Chris Johnson, a supervisory law enforcement officer with the U.S. Fish and Wildlife Service, was one of the first on the scene in the aftermath of the attack. He also investigated the other two bear mauling incidents on the Kenai Peninsula this past fall, and has responded to an average of one-per-year in his 27 years of experience, he said.

Johnson actually spoke with Greg and Roger the day before the attack and went over hunting regulations with them, he said.

In terms of responding to a crisis, Johnson said the brothers handled themselves by the book.

“I have to say that together, both of them, Greg being an ex-paramedic and his brother being former-military — Greg’s life was saved because of them being able to work together on that,” Johnson said.

Investigators found the bear dead in the woods the day after the attack.

They couldn’t locate its cubs, but Johnson said they were on the older side because it was obvious the sow had no longer been nursing.

There is no way to tell exactly how or why the bears were that close to Greg and Roger, but their use of moose calls for hunting could have potentially played a part, Johnson said.

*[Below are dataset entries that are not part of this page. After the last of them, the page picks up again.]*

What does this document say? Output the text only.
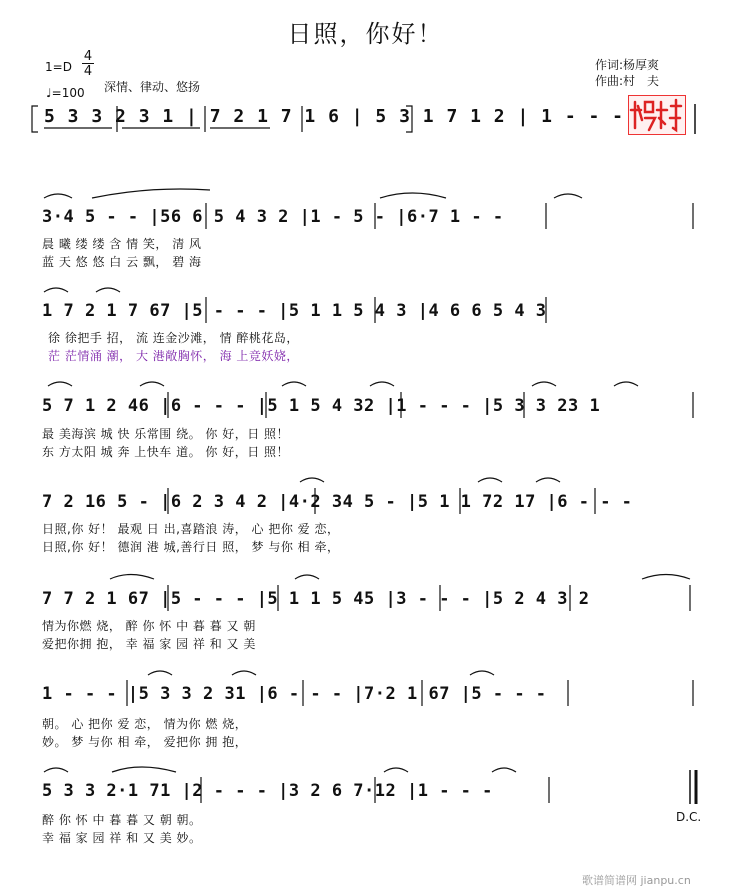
日照，你好！
1=D
4
4
♩=100 深情、律动、悠扬
作词:杨厚爽
作曲:村　夫
5 3 3 2 3 1 | 7 2 1 7 1 6 | 5 3 1 7 1 2 | 1 - - -
3·4 5 - - |56 6 5 4 3 2 |1 - 5 - |6·7 1 - -
晨 曦 缕 缕 含 情 笑， 清 风
蓝 天 悠 悠 白 云 飘， 碧 海
1 7 2 1 7 67 |5 - - - |5 1 1 5 4 3 |4 6 6 5 4 3
徐 徐把手 招， 流 连金沙滩， 情 醉桃花岛，
茫 茫情涌 潮， 大 港敞胸怀， 海 上竞妖娆，
5 7 1 2 46 |6 - - - |5 1 5 4 32 |1 - - - |5 3 3 23 1
最 美海滨 城 快 乐常围 绕。 你 好，日 照！
东 方太阳 城 奔 上快车 道。 你 好，日 照！
7 2 16 5 - |6 2 3 4 2 |4·2 34 5 - |5 1 1 72 17 |6 - - -
日照,你 好！ 最观 日 出,喜踏浪 涛， 心 把你 爱 恋，
日照,你 好！ 德润 港 城,善行日 照， 梦 与你 相 牵，
7 7 2 1 67 |5 - - - |5 1 1 5 45 |3 - - - |5 2 4 3 2
情为你燃 烧， 醉 你 怀 中 暮 暮 又 朝
爱把你拥 抱， 幸 福 家 园 祥 和 又 美
1 - - - |5 3 3 2 31 |6 - - - |7·2 1 67 |5 - - -
朝。 心 把你 爱 恋， 情为你 燃 烧，
妙。 梦 与你 相 牵， 爱把你 拥 抱，
5 3 3 2·1 71 |2 - - - |3 2 6 7·12 |1 - - -
醉 你 怀 中 暮 暮 又 朝 朝。
幸 福 家 园 祥 和 又 美 妙。
D.C.
歌谱简谱网 jianpu.cn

“It’s a little different than the other ones because people were running or hiking in the woods,” he said. “He was making moose calls so that could have made the bear curious. I don’t think it was hunting him, but it probably got startled when it got pulled in by the calls.”

After a stay in the hospital, and with his brother, Greg returned to Texas, his wife and his three children.

“I’m 100 percent (recovered) other than, you know, a few scars I have to look at in the mirror,” he said. “… I’m just slowly getting back into what has always been a passion, which is being outdoors in the elements.”

A longtime hunter, Greg said he has always prefers bow hunting because it levels the playing field between animal and hunter.

He has recently taken one of his sons out duck hunting, he said.

Greg has also begun putting his experience to paper, and is about 100 pages into a book about the attack, he said. He hopes what other people get out of his story is a greater awareness and appreciation for being prepared for accidents and emergencies in the wilderness, he said.

“Just being able to get that on paper is therapeutic,” Greg added.

The attack has not soured Greg on Alaska as a whole.

He has hunted in the state previously with his brother and plans to return in the future, he said.

“My dream is to basically take a bull moose with a bow, and that’s something that, even now… I plan to definitely come up on another moose hunt up there and, you know, try,” he said.